Crowdinvesting – eine sinnvolle Anlageform?

Crowdinvesting-Schriftzug auf Bildschirm

Crowdinvesting hat sich seit einiger Zeit als eigene Anlageform durchgesetzt. Wir haben uns gefragt, was sich hinter dem Konzept verbirgt.

Was genau ist Crowdinvesting?

Crowdinvesting ist eine Finanzierungsform, bei der sich viele Personen – sogenannte Mikroinvestoren – mit geringen Geldbeträgen online an Unternehmen beteiligen. Meist laufen diese Finanzierungen über partiarische Darlehen. Konkret heißt das: Die Investoren haben Anspruch auf den Anteil des Gewinns, der dem Anteil der Investition entspricht.

Ein geläufiger Begriff ist auch Crowdsourcing.

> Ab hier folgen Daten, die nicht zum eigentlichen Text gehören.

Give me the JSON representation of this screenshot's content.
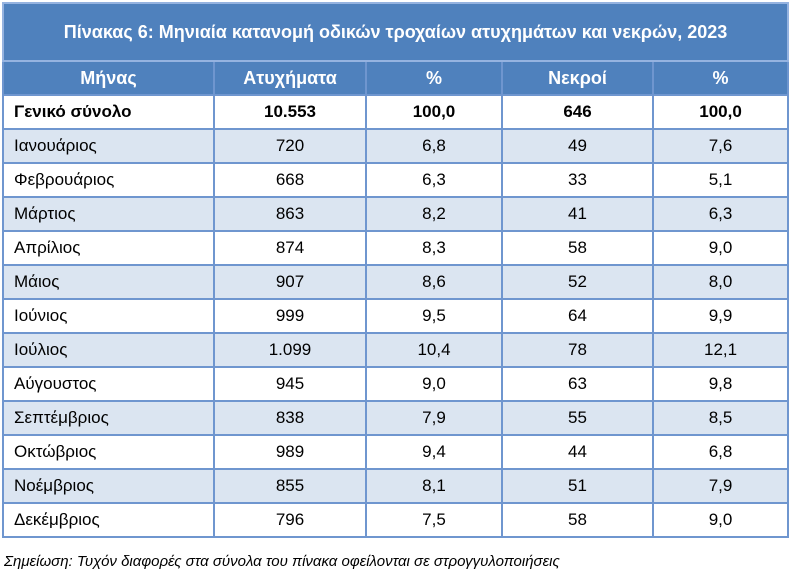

Die Bedeutung von Crowdsourcing ist, dass Gründer, Erfinder oder Künstler Ressourcen von der Crowd, auf Deutsch: der Öffentlichkeit, bekommen. Der wesentliche Unterschied zwischen Crowdinvesting und Crowdsourcing ist allerdings, dass es sich beim Crowdinvesting ausschließlich um Geldanlagen handelt, während beim Crowdsourcing auch Dienstleistungen oder Informationen angeboten werden können.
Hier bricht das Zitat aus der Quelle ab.